DemandedFields getDemanded(const MachineInstr &MI, const RISCVSubtarget *ST) {
  // This function works in coalesceVSETVLI too. We can still use the value of a
  // SEW, VL, or Policy operand even though it might not be the exact value in
  // the VL or VTYPE, since we only care about what the instruction originally
  // demanded.
 
  // Most instructions don't use any of these subfeilds.
  DemandedFields Res;
  // Start conservative if registers are used
  if (MI.isCall() || MI.isInlineAsm() ||
      MI.readsRegister(RISCV::VL, /*TRI=*/nullptr))
    Res.demandVL();
  if (MI.isCall() || MI.isInlineAsm() ||
      MI.readsRegister(RISCV::VTYPE, /*TRI=*/nullptr))
    Res.demandVTYPE();
  // Start conservative on the unlowered form too
  uint64_t TSFlags = MI.getDesc().TSFlags;
  if (RISCVII::hasSEWOp(TSFlags)) {
    Res.demandVTYPE();
    if (RISCVII::hasVLOp(TSFlags))
      if (const MachineOperand &VLOp = getVLOp(MI);
          !VLOp.isReg() || !VLOp.isUndef())
        Res.demandVL();
 
    // Behavior is independent of mask policy.

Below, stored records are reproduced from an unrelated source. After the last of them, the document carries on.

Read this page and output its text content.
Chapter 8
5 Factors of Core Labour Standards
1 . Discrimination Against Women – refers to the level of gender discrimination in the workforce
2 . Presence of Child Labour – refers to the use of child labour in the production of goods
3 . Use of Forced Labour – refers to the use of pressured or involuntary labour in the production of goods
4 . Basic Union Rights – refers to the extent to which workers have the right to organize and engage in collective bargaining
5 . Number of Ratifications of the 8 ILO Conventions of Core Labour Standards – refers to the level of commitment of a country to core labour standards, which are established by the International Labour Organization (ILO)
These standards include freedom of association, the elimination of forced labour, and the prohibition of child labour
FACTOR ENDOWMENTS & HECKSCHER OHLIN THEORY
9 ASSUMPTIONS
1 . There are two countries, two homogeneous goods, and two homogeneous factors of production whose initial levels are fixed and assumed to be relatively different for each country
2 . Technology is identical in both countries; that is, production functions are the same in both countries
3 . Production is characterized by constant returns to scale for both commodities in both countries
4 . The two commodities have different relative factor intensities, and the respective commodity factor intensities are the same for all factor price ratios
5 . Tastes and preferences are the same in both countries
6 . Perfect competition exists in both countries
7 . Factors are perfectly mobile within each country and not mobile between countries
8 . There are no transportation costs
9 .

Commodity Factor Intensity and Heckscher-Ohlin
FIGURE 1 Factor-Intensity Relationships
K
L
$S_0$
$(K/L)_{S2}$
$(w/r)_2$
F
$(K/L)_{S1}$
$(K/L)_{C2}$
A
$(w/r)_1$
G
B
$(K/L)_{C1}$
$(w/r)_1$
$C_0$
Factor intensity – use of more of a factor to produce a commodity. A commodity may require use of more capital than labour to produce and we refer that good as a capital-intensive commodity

    if (!RISCVII::usesMaskPolicy(TSFlags))
      Res.MaskPolicy = false;
  }
 
  // Loads and stores with implicit EEW do not demand SEW or LMUL directly.
  // They instead demand the ratio of the two which is used in computing
  // EMUL, but which allows us the flexibility to change SEW and LMUL
  // provided we don't change the ratio.
  // Note: We assume that the instructions initial SEW is the EEW encoded
  // in the opcode.  This is asserted when constructing the VSETVLIInfo.
  if (RISCV::getEEWForLoadStore(MI)) {
    Res.SEW = DemandedFields::SEWNone;
    Res.LMUL = DemandedFields::LMULNone;
  }
 
  // Store instructions don't use the policy fields.
  if (RISCVII::hasSEWOp(TSFlags) && MI.getNumExplicitDefs() == 0) {
    Res.TailPolicy = false;
    Res.MaskPolicy = false;
  }
 
  // If this is a mask reg operation, it only cares about VLMAX.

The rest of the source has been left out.